A female goat (a doe) is ready to breed when she is about a year old. You can also look at her weight to determine if she’s ready to breed. Usually a doe needs to be at least 75 pounds before her body is developed enough to take on the stress of breeding and birthing. You should also be sure that any does you choose to breed are strong and healthy. An overweight or sick doe may have a complicated birth, putting both her and her kids at risk.
A female goat is ready to breed in the fall. Usually she will go into heat two or three times each autumn. A doe that is in heat will tend to be noisy and will show more interest in male goats (bucks). She may also wag her tail a bit to get attention. When you notice that your doe is in heat, bring her aside with the buck that you use for breeding. If you don’t keep any bucks, you may be able to get in contact with other goat breeders and work out a deal. At this point there’s not much you need to do. You may want to bring the doe and buck together to breed several times over the next few days in order to increase the chances of conception.
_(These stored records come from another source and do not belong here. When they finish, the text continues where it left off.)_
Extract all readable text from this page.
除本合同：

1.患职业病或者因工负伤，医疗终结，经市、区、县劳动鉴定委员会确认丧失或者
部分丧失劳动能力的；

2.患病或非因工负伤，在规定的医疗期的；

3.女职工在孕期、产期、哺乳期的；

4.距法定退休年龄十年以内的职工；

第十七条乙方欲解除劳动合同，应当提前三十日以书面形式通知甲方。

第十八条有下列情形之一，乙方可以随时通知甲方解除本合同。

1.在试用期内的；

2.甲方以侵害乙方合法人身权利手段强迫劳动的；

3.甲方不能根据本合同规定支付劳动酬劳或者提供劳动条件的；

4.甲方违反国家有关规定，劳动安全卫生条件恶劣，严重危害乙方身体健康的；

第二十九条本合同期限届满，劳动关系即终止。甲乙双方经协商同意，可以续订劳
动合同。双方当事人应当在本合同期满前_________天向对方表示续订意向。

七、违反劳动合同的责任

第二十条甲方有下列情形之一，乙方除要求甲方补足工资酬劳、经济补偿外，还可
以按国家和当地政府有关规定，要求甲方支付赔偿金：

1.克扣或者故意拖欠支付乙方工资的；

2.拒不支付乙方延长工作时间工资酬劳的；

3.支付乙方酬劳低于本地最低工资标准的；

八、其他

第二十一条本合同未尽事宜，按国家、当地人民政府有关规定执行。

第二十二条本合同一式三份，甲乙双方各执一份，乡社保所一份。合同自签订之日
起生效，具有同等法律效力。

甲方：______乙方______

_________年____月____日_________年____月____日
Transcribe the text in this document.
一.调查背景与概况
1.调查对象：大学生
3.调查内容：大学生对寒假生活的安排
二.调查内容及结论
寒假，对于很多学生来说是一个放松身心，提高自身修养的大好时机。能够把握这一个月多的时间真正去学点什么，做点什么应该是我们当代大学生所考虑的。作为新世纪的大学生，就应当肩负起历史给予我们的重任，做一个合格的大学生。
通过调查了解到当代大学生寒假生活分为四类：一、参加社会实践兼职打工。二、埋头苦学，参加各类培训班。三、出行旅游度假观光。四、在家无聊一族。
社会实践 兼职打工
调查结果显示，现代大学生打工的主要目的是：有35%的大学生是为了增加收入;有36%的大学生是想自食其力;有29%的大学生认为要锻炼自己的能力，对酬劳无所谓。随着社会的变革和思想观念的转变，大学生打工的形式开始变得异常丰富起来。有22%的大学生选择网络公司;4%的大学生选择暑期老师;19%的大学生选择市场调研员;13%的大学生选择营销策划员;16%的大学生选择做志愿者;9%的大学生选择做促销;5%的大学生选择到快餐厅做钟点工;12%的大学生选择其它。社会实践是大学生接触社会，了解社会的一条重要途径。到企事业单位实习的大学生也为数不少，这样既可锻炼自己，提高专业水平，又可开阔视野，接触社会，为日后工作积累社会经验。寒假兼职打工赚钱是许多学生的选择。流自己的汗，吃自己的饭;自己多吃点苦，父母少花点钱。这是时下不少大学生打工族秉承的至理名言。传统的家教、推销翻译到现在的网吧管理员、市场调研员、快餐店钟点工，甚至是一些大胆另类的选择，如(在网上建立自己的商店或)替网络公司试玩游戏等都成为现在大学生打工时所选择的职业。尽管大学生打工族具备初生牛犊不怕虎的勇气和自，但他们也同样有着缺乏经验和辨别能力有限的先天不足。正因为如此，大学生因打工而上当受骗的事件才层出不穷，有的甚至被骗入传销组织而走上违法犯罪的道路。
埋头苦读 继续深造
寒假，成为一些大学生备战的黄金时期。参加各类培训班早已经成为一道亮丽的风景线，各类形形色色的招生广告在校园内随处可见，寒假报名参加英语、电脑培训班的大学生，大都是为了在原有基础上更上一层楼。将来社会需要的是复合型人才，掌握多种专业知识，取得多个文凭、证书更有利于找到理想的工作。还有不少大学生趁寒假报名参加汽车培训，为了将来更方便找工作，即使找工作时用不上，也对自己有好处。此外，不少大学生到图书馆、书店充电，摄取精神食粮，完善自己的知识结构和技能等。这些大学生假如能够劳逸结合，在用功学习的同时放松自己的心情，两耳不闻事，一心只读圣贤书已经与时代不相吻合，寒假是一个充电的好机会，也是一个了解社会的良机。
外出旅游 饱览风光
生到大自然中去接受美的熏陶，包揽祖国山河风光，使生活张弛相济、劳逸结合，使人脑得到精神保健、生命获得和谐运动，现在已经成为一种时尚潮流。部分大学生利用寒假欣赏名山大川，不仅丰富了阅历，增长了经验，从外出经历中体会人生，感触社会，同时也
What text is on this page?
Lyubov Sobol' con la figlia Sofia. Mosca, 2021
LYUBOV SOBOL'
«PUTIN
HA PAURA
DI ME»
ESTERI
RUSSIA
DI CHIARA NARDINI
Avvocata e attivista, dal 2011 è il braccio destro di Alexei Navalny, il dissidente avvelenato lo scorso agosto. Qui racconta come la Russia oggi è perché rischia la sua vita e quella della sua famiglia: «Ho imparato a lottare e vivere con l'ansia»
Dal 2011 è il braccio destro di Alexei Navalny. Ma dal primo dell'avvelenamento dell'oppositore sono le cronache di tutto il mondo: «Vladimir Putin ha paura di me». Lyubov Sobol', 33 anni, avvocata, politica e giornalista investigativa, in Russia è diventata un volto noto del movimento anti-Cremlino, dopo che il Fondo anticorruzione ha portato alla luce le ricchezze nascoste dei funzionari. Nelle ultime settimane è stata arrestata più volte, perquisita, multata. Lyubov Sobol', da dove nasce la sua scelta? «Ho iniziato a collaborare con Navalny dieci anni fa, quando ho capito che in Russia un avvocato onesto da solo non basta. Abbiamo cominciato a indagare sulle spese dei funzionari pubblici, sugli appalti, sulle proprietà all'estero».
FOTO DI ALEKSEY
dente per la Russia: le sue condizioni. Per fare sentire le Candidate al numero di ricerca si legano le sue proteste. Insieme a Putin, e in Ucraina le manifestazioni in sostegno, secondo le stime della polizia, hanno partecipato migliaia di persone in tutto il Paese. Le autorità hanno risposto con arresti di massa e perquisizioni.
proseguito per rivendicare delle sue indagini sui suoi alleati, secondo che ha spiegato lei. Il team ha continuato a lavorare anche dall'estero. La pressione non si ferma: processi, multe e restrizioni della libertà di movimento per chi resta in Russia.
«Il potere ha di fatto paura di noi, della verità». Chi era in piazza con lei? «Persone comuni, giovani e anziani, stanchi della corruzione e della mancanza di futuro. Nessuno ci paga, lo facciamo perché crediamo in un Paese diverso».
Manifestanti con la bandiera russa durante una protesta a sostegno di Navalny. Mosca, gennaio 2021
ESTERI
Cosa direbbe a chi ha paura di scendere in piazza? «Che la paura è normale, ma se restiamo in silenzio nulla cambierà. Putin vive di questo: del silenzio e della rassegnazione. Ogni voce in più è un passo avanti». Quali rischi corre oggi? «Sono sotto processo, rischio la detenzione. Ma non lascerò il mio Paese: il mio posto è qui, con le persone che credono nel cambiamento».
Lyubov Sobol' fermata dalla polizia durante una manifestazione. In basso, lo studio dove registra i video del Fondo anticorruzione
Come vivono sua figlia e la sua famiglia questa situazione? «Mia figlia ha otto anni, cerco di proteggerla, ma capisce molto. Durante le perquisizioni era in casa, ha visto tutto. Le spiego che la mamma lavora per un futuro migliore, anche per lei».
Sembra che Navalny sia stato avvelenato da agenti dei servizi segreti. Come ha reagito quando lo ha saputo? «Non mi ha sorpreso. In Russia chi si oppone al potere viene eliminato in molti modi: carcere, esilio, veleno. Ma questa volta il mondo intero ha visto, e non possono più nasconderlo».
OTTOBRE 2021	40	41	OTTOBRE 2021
After mating, separate your doe from the rest of the flock. Three or four weeks later you can check for pregnancy. A pregnant doe will usually be somewhat docile, so if you notice she’s just as frisky as ever or is showing signs of being in heat again it’s likely she’s not pregnant. If you think your goat is pregnant, get in touch with your vet. He or she can do ultrasounds or a blood test to confirm your suspicions. Don’t rely on sight to figure out if a kid is on the way, though. Even late in pregnancy it’s difficult to spot a pregnant doe by sight.
Goats have been giving birth by themselves for centuries and are instinctually able to do so now without your help. However, that doesn’t mean you need to leave her alone with the birthing time comes. On average, a doe will give birth 150 days after mating, but if she’s a few days early or a few days late there’s no need to be alarmed. Get ready for a mess. It’s a good idea to have lots of paper towels on hand to help clean things up. If you’re worried about whether your doe will have a healthy birth, get in touch with your vet and check her out beforehand. It may also be a good idea to have someone who’s been through a goat birth before on hand during your first birth.
When all is said and done, you’ll be left with one, two, or even three new kids to add to your flock. Your doe will also be able to make milk, which you can use to feed your family. Breeding goats is an exciting process for everyone involved, so don’t be scared to give it a try.